L'histoire :
En 1998, le mexicain Tony se morfond dans son patelin poussiéreux de Ciudad Obregon. Il sait son avenir de dessinateur complètement bouché s’il reste là. Il rêve de pouvoir rejoindre sa petite amie Suzanne, étudiante à Portland, sur le nord de la côte ouest, afin de tenter sa chance sur le marché des comics américains. Hélas, son visa est refusé, sans réelle explication… à part peut-être l’état minable de son compte en banque ? Tony prend alors une décision folle et radicale : il traversera quand même la frontière, par ses propres moyens, illégalement, comme des milliers d’autres clandestins. Sa mère tente de le dissuader : ce projet est dangereux. Son père n’est pas plus rassuré, mais il comprend. Tony part donc à Nogales en bus et se rapproche d’un passeur sympa, Ramiro. La première tentative, trop naïve, est un cuisant échec. Le trou dans le grillage qui court tout du long de la frontière aboutit sur un contrôle de police. Tony est calmement embarqué dans une fourgonnette pour une batterie d’identification et une reconduite express sur le territoire mexicain. Il culpabilise, bêtement. Il informe Suzy par téléphone de sa déconfiture. Mais il ne désespère pas… et retente une seconde fois la traversée…

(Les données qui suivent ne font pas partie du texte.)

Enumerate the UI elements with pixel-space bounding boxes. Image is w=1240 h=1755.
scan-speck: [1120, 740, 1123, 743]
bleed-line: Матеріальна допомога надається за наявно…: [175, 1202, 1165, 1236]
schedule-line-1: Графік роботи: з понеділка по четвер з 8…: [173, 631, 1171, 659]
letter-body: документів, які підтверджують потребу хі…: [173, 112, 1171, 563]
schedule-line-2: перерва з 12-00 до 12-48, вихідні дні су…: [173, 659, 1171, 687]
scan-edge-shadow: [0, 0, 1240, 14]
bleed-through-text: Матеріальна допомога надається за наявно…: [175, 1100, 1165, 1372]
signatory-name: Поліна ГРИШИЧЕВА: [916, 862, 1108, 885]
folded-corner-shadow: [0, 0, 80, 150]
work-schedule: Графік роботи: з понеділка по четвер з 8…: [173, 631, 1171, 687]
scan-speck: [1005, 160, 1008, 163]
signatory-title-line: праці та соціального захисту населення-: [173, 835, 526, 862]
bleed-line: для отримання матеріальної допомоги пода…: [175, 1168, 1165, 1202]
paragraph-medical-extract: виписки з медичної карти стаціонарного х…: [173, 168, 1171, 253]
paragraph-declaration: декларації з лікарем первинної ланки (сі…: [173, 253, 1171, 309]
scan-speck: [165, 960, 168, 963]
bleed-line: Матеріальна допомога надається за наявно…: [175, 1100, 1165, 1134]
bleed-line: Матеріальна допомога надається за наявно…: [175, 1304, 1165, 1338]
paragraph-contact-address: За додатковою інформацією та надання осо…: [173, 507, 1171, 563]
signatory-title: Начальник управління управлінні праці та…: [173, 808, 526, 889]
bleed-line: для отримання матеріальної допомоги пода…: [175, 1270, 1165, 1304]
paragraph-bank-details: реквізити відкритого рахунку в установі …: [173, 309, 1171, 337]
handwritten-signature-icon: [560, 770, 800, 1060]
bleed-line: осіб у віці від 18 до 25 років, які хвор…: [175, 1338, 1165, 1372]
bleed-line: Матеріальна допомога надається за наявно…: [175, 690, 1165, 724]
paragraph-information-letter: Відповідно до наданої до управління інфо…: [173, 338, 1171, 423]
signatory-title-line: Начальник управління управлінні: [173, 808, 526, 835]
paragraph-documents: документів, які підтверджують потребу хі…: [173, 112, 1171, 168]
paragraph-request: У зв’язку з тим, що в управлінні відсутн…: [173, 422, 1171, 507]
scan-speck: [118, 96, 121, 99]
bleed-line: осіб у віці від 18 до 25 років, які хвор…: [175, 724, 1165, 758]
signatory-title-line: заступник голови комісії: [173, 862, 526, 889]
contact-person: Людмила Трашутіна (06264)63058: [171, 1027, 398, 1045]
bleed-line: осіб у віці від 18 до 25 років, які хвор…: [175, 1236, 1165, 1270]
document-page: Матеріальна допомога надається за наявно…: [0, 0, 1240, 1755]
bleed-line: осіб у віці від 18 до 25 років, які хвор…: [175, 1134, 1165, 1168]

Ce qu'on en pense sur la planète BD :
L’existence même de ce bouquin est la preuve que l’issue de l’épisode autobiographique qu’il relate est heureuse : Tony Sandoval a effectivement pu rejoindre le monde occidental et percer sur son marché des BD et des comics. Depuis 1998, date à laquelle il a donc passé illégalement la frontière mexicaine, il a d’ailleurs beaucoup œuvré. Notamment, les éditions Paquet l’ont avantageusement accueilli : il est très prolifique au sein de la maison d’édition suisse, il a même pu y créer une collection, Calamar, un « écrin dans lequel les artistes peuvent déposer sans crainte tout leur raffinement ». A l’image de l’ensemble de son œuvre, le style graphique est ici caricatural et stylisé, pour une cohérence visuelle parfaitement maîtrisée. Par leurs trognes bien marquées et relatives à leurs états d’esprits, les protagonistes sont diversement attachants ou patibulaires. Dans le fond, son aventure authentique ne se montre jamais tout à fait spectaculaire, ni héroïque : on sent chez Sandoval le désir de témoigner au plus juste son expérience personnelle. Il cherche avant tout à expliciter les différents sentiments qui le traversent, sans réellement porter de jugement sur les logiques économiques et politiques qui ont amené cet état de fait. L’histoire comporte tout de même son lot de frissons (les pirates nocturnes !) ou de doutes, dans tous les cas une violence psychologique d’autant plus efficace qu’on sait que tout est vrai. Bien que situé à la frontière entre le Mexique et les USA, ce témoignage fait écho à l’actualité plus proche que connait notre Europe, avec l’afflux d’exilés politiques en provenance des pays gangrénés par l’islamisme radical.